As you probably know AI tools are here and expectations range from “This is going to destroy the environment and make everyone unemployed” to “This is going to usher in a golden age freeing humanity from drudgery”. The reality is of course somewhere between the two and I don’t think we’re really going to know exactly where for many years.

I believe strongly in learning and understanding the tools available to us so that we can make pragmatic choices about what tools to use when. So for quite a while I’ve made various attempts to try using AI for coding. Most of my attempts have involved going to ChatGPT and asking it to write some code for me or answer questions about API specs. And it’s never been a great experience. Generally the code it generated wouldn’t work and it would confidently lie about what specs required. Clearly some people find this useful but I’ve never quite found out why yet.

Then something happened over the past few days that I found interesting. Last week one of the other engineers at Mozilla gave a demo to some of the other technical leads demonstrating OpenAI’s Codex to do some work in a project. It looked interesting. Most problems I deal with involve working across a large enough codebase that previously LLMs would not have enough context to work with. I wanted to give it a try.

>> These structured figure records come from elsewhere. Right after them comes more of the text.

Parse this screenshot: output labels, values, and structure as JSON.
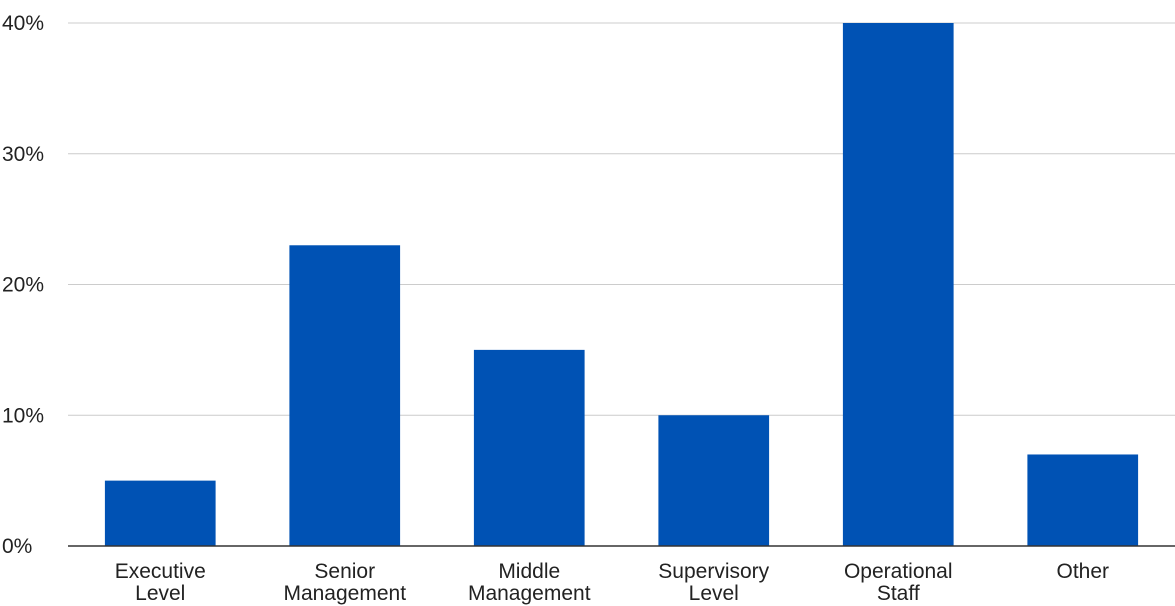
{
  "chart_data": {
    "type": "bar",
    "title": "",
    "xlabel": "",
    "ylabel": "",
    "categories": [
      [
        "Executive",
        "Level"
      ],
      [
        "Senior",
        "Management"
      ],
      [
        "Middle",
        "Management"
      ],
      [
        "Supervisory",
        "Level"
      ],
      [
        "Operational",
        "Staff"
      ],
      [
        "Other"
      ]
    ],
    "values": [
      5,
      23,
      15,
      10,
      40,
      7
    ],
    "ylim": [
      0,
      40
    ],
    "yticks": [
      0,
      10,
      20,
      30,
      40
    ],
    "ytick_labels": [
      "0%",
      "10%",
      "20%",
      "30%",
      "40%"
    ],
    "bar_color": "#0052b4",
    "grid": true,
    "legend": "none"
  }
}
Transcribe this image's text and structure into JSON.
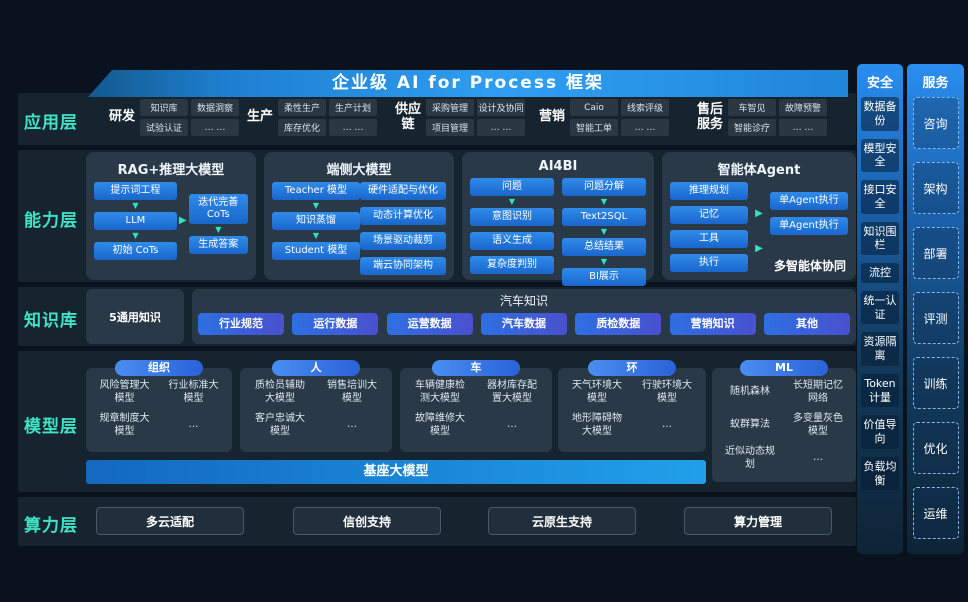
{
  "title": "企业级 AI for Process 框架",
  "colors": {
    "accent_teal": "#3fe3c6",
    "button_blue": "#2f8bea",
    "pill_gradient_start": "#2e6fe2",
    "pill_gradient_end": "#4a50ce",
    "banner_blue": "#2f9ef2",
    "box_bg": "#2a3947",
    "page_bg": "#0a131d"
  },
  "layers": {
    "application": {
      "label": "应用层",
      "groups": [
        {
          "label": "研发",
          "cells": [
            "知识库",
            "数据洞察",
            "试验认证",
            "… …"
          ]
        },
        {
          "label": "生产",
          "cells": [
            "柔性生产",
            "生产计划",
            "库存优化",
            "… …"
          ]
        },
        {
          "label": "供应链",
          "cells": [
            "采购管理",
            "设计及协同",
            "项目管理",
            "… …"
          ]
        },
        {
          "label": "营销",
          "cells": [
            "Caio",
            "线索评级",
            "智能工单",
            "… …"
          ]
        },
        {
          "label": "售后服务",
          "cells": [
            "车智见",
            "故障预警",
            "智能诊疗",
            "… …"
          ]
        }
      ]
    },
    "capability": {
      "label": "能力层",
      "boxes": [
        {
          "title": "RAG+推理大模型",
          "left": [
            "提示词工程",
            "LLM",
            "初始 CoTs"
          ],
          "right": [
            "迭代完善CoTs",
            "生成答案"
          ]
        },
        {
          "title": "端侧大模型",
          "left": [
            "Teacher 模型",
            "知识蒸馏",
            "Student 模型"
          ],
          "right": [
            "硬件适配与优化",
            "动态计算优化",
            "场景驱动裁剪",
            "端云协同架构"
          ]
        },
        {
          "title": "AI4BI",
          "left": [
            "问题",
            "意图识别",
            "语义生成",
            "复杂度判别"
          ],
          "right": [
            "问题分解",
            "Text2SQL",
            "总结结果",
            "BI展示"
          ]
        },
        {
          "title": "智能体Agent",
          "left": [
            "推理规划",
            "记忆",
            "工具",
            "执行"
          ],
          "right": [
            "单Agent执行",
            "单Agent执行"
          ],
          "note": "多智能体协同"
        }
      ]
    },
    "knowledge": {
      "label": "知识库",
      "general": "5通用知识",
      "auto_title": "汽车知识",
      "pills": [
        "行业规范",
        "运行数据",
        "运营数据",
        "汽车数据",
        "质检数据",
        "营销知识",
        "其他"
      ]
    },
    "model": {
      "label": "模型层",
      "base_bar": "基座大模型",
      "groups": [
        {
          "tag": "组织",
          "cells": [
            "风险管理大模型",
            "行业标准大模型",
            "规章制度大模型",
            "…"
          ]
        },
        {
          "tag": "人",
          "cells": [
            "质检员辅助大模型",
            "销售培训大模型",
            "客户忠诚大模型",
            "…"
          ]
        },
        {
          "tag": "车",
          "cells": [
            "车辆健康检测大模型",
            "器材库存配置大模型",
            "故障维修大模型",
            "…"
          ]
        },
        {
          "tag": "环",
          "cells": [
            "天气环境大模型",
            "行驶环境大模型",
            "地形障碍物大模型",
            "…"
          ]
        },
        {
          "tag": "ML",
          "cells": [
            "随机森林",
            "长短期记忆网络",
            "蚁群算法",
            "多变量灰色模型",
            "近似动态规划",
            "…"
          ]
        }
      ]
    },
    "compute": {
      "label": "算力层",
      "items": [
        "多云适配",
        "信创支持",
        "云原生支持",
        "算力管理"
      ]
    }
  },
  "security": {
    "title": "安全",
    "items": [
      "数据备份",
      "模型安全",
      "接口安全",
      "知识围栏",
      "流控",
      "统一认证",
      "资源隔离",
      "Token计量",
      "价值导向",
      "负载均衡"
    ]
  },
  "service": {
    "title": "服务",
    "items": [
      "咨询",
      "架构",
      "部署",
      "评测",
      "训练",
      "优化",
      "运维"
    ]
  }
}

I have a side project that is a Rust based DNS server. It has a problem with an edge case that I know about but I have never figured out the best approach to solve. So I added Copilot to VS Code and asked its agent mode to solve it. It dutifully went away, thought about it, and then proposed a patch. I wasn’t quite sure but I applied it and ran the automated tests. A bunch failed. “Hmm” Copilot said and then adjusted its approach. The tests failed again. These weren’t new tests or tests for this specific edge case, but the tests for all the other cases that need to keep passing. I kept suggesting it try something else but it never found a solution, eventually seeming to give up and stop responding. Another failure of AI to help me. I probably need to get better at prompting but that feels like time I could better spend writing code myself.

That wasn’t the interesting thing though, that was the set up. A couple of days later I started a new thing. I needed a script to attempt to parse bank account data out of PDF statements because banks are horrible and never provide decent machine readable access to data. Some do for the last year or if you’re lucky two years. But I was trying to gather together at least five years of data. So I started working on a Python script to do it. And I had forgotten that I had enabled Copilot. Very quickly it started making suggestions for the next line of code I should write. And it was for the most part right. It felt magical. I already knew what code I wanted to write, Copilot was just helping me type it faster. I turned on the next edit suggestions and I found it making good suggestions. I would change the capture groups in a regular expression and it would suggest changing the group numbers I was extracting later in the code. It definitely made some wrong suggestions, but because I had already decided what I was planning on doing I could spot very quickly when the suggestions were right or wrong.

And I think that’s maybe the crucial distinction. Asking AI to implement something from scratch seems doomed to failure. AIs don’t reason, they predict, and unless it has seen your problem before how likely is it to predict the correct solution? Autocomplete on the other hand is by nature a prediction about what I am going to do next. This seems like a perfect fit for LLMs. This was a fairly small script I was working on but it absolutely made me more productive. I would have got there without the AI, but the AI made it faster for me to write the code I had in mind more quickly.

With small enough suggestions I am pretty confident that I can recognise whether the suggestion is right or not. My main complaint is that occasionally it would offer quite a long suggestion which I would dismiss out of hand because I didn’t want to bother checking it over. It would be nice if there were a setting to limit the length of suggestions offered. Whether this continues to be useful in larger projects I don’t yet know, but I’m definitely going to leave it enabled and try.